Plaintiffs further argue that Virginia Code § 3.2-4116(C) is expressly preempted by the Farm Act. This argument fails because by not having pleaded sufficient facts showing that they are Virginia “processors” subject to potential enforcement under § 3.2-4116(C), none of these plaintiffs have standing to raise this argument. And plaintiffs’ field preemption argument ignores the clear text in the Farm Act that expressly grants states the authority to regulate hemp production by empowering them to enact more stringent regulations than that provided by federal law.

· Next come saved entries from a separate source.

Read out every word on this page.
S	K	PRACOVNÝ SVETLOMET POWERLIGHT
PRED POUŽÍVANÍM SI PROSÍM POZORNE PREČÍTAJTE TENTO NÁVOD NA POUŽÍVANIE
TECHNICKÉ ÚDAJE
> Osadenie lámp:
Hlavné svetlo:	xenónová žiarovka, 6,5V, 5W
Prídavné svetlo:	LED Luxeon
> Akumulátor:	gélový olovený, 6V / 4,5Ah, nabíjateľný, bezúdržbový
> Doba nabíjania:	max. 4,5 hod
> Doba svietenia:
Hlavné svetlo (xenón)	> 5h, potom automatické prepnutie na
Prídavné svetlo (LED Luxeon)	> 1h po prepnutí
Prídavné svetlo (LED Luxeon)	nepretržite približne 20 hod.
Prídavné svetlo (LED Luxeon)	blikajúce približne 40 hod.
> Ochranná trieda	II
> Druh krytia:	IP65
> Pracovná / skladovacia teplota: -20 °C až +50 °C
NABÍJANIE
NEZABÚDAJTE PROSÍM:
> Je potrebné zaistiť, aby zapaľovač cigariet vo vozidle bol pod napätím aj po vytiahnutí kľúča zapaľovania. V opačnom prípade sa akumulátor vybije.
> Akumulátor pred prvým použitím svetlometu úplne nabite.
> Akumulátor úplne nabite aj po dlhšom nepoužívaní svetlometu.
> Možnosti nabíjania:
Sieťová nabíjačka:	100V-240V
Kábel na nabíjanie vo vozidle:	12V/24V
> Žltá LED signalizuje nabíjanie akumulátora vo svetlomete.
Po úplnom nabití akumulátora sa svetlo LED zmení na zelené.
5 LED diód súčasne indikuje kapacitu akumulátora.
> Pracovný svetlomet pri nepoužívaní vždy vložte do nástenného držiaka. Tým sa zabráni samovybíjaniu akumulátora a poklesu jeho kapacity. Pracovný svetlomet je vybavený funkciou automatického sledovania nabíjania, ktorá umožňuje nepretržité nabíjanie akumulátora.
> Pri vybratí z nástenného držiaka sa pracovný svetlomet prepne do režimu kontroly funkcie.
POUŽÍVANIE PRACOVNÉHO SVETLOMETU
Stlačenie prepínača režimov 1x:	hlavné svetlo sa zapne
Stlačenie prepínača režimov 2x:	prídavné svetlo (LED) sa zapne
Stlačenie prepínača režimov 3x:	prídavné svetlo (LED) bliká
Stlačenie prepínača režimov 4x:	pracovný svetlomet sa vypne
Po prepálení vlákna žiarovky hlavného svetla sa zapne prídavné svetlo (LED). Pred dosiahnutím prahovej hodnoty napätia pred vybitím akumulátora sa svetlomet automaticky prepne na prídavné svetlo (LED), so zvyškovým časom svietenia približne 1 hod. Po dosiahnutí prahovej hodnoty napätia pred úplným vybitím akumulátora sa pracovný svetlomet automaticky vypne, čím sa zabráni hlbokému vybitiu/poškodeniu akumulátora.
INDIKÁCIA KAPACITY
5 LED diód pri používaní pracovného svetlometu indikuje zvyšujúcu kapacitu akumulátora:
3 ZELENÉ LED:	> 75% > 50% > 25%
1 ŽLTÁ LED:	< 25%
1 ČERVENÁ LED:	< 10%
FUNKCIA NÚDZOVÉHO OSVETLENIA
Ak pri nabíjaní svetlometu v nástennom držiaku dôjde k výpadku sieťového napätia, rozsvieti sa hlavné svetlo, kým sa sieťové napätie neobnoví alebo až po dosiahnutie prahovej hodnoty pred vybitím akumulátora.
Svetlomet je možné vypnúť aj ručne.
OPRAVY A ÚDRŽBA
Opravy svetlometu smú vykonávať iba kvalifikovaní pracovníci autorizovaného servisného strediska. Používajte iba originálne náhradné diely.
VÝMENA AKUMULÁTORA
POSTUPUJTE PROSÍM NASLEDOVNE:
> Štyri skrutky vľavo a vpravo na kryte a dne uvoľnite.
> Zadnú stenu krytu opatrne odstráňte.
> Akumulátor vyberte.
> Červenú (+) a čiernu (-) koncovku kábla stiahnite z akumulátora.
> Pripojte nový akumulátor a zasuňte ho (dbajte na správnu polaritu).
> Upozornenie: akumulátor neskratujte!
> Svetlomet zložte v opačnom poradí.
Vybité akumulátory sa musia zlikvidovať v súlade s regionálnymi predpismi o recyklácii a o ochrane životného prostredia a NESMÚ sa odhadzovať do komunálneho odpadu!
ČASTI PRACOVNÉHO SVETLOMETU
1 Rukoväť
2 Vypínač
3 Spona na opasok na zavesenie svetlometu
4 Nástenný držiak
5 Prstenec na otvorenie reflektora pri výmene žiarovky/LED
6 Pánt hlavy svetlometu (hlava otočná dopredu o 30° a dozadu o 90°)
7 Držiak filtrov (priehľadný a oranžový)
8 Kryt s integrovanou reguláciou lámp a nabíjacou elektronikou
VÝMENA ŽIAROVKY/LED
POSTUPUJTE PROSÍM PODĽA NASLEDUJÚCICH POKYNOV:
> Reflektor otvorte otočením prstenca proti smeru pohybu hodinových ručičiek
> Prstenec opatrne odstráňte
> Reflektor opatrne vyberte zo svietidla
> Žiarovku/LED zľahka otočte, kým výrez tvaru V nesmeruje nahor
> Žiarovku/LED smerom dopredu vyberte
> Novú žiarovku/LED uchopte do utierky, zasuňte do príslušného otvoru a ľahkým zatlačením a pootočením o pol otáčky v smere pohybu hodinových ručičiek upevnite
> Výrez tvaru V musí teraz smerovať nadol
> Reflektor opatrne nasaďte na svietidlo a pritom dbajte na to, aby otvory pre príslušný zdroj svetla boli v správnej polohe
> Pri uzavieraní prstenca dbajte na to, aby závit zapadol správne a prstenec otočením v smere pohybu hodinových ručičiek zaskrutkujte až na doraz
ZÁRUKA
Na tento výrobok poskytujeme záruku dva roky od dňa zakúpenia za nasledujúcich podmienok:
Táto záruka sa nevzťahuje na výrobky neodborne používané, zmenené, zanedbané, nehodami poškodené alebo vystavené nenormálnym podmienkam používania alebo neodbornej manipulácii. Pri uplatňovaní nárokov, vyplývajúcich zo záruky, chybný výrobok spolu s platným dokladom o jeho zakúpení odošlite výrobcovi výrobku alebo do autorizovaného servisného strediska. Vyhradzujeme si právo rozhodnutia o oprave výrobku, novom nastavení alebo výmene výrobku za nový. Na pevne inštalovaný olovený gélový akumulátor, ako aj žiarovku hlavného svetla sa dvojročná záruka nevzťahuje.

Next, plaintiffs assert a theory of conflict preemption premised on the notion that SB 903 stands as an obstacle to the accomplishment and execution of the full purposes and objectives of Congress in passing the Farm Act. This court finds that with respect to the regulation of the production and sale of hemp products containing varying amounts of delta-8 THC or other THC variants manufactured and sold in Virginia, SB 903 is not in conflict with the Farm Act either through theories of impossibility or obstacle
preemption.
Although plaintiffs appear to raise claims under the Constitution’s Commerce Clause and Dormant Commerce Clause, their arguments rely nearly exclusively on a Dormant Commerce Clause violation by alleging that SB 903 impedes the interstate commerce of industrial hemp. This challenge to SB 903 fails for multiple reasons.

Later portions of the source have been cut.